Taiwan to become first Asian country to legalise same-sex marriage

Taiwan will become the first country in Asia to legalise same-sex marriage, after a landmark ruling by the constitutional court.

The court ruled on Wednesday that a civil law defining marriage as a union between a man and a woman violates constitutional guarantees of equal protection.

The Taiwan News reported the court ruled that parliament has two years to either amend the law or create a new law.

Secretary General of the Judicial Yuan Lu Tai-lang said that because civil code states: "An agreement to marry shall be made by the male and the female parties" this excludes couples that are of the same sex and is therefore unconstitutional.

The landmark case was brought by gay rights activist Chi Chia-wei after the Taipei city government rejected his application to marry his long term partner in 2013.
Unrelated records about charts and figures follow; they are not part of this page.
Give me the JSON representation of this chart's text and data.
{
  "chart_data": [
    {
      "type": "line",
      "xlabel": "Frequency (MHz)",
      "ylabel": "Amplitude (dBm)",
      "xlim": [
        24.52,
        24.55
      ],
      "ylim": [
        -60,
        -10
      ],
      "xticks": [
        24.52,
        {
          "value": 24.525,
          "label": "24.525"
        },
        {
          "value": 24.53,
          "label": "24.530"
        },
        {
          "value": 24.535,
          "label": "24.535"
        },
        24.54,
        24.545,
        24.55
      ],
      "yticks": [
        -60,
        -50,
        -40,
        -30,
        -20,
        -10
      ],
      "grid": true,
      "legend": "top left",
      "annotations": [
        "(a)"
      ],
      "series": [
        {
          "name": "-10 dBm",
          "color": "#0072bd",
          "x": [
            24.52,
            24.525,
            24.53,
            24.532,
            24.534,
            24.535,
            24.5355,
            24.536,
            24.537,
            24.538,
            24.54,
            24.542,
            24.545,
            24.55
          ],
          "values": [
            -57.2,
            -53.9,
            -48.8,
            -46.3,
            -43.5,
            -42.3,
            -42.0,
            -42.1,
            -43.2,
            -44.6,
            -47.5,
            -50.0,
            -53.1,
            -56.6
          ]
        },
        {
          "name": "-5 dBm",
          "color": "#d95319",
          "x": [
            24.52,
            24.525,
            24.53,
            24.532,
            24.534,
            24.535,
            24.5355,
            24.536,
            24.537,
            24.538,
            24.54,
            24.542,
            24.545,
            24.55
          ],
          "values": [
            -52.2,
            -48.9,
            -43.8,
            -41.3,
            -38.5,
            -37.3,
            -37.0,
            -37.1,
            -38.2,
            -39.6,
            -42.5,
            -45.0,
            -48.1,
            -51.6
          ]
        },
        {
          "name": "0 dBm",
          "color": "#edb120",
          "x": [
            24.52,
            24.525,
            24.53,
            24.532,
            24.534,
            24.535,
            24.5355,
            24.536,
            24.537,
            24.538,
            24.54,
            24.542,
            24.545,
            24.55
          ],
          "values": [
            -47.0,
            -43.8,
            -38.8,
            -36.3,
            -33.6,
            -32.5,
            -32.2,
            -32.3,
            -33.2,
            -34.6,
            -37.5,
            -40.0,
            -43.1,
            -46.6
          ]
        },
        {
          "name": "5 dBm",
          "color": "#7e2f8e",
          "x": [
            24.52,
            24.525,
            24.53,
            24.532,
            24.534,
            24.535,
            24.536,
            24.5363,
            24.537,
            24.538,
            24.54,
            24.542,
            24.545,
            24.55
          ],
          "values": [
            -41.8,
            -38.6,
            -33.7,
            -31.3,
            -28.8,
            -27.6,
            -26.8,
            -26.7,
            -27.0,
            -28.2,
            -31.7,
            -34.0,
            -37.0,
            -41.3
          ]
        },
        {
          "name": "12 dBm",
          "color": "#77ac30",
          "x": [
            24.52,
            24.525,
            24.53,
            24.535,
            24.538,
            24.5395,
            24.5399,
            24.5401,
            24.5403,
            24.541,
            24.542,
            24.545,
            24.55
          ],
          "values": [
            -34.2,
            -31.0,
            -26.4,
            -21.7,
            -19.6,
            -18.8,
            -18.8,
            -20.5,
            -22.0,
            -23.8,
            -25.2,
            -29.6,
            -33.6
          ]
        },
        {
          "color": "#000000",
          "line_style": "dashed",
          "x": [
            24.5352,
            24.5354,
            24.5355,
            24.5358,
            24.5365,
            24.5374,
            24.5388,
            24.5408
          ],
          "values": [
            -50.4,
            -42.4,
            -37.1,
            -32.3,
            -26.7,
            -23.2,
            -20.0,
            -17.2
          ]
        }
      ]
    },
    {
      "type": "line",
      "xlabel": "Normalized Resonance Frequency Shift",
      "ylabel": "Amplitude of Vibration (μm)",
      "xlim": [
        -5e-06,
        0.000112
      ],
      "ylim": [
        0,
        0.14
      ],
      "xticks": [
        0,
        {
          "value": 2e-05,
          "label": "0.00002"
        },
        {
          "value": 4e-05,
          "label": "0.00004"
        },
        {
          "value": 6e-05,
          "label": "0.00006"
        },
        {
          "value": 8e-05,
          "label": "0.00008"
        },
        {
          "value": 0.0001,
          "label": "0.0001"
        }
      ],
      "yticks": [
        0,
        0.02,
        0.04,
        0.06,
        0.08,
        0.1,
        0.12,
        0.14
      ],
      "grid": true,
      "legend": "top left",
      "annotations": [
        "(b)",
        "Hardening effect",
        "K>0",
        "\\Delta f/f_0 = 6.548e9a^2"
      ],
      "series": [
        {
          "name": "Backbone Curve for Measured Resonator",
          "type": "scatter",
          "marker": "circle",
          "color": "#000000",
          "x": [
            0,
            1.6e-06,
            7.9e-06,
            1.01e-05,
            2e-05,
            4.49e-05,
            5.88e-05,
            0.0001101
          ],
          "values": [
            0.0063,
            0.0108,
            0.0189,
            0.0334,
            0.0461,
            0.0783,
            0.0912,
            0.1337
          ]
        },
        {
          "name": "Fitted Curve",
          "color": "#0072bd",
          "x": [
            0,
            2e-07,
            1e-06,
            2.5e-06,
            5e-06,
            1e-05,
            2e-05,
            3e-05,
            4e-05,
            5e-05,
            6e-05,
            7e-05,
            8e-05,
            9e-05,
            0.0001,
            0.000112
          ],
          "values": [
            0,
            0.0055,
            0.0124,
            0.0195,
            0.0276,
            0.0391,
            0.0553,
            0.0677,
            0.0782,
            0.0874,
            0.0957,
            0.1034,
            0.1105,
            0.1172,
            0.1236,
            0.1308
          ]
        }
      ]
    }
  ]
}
Taiwanese President Tsai Ing-wen promised to support the right for marriage equality after winning office last year.

A tragic incident in which a French professor who had been unable to marry his Taiwanese partner of 35 years committed suicide appeared to have propelled a push for legal change.

Taiwan's The China Post reported that a draft bill by Ms Tsai's ruling Democratic Progressive Party was proposed in December to replace the words "male and female parties" in the Civil Code's marriage chapter with "two parties".

The ruling said that if the law is not changed within two years, two persons of the same sex shall be allowed to have their marriage registration "effectuated at the authorities in charge of household registration".

Taiwan becomes the 23rd country to legalise marriage equality. It joins the United States, Colombia, Ireland and Finland which did so in the past two years.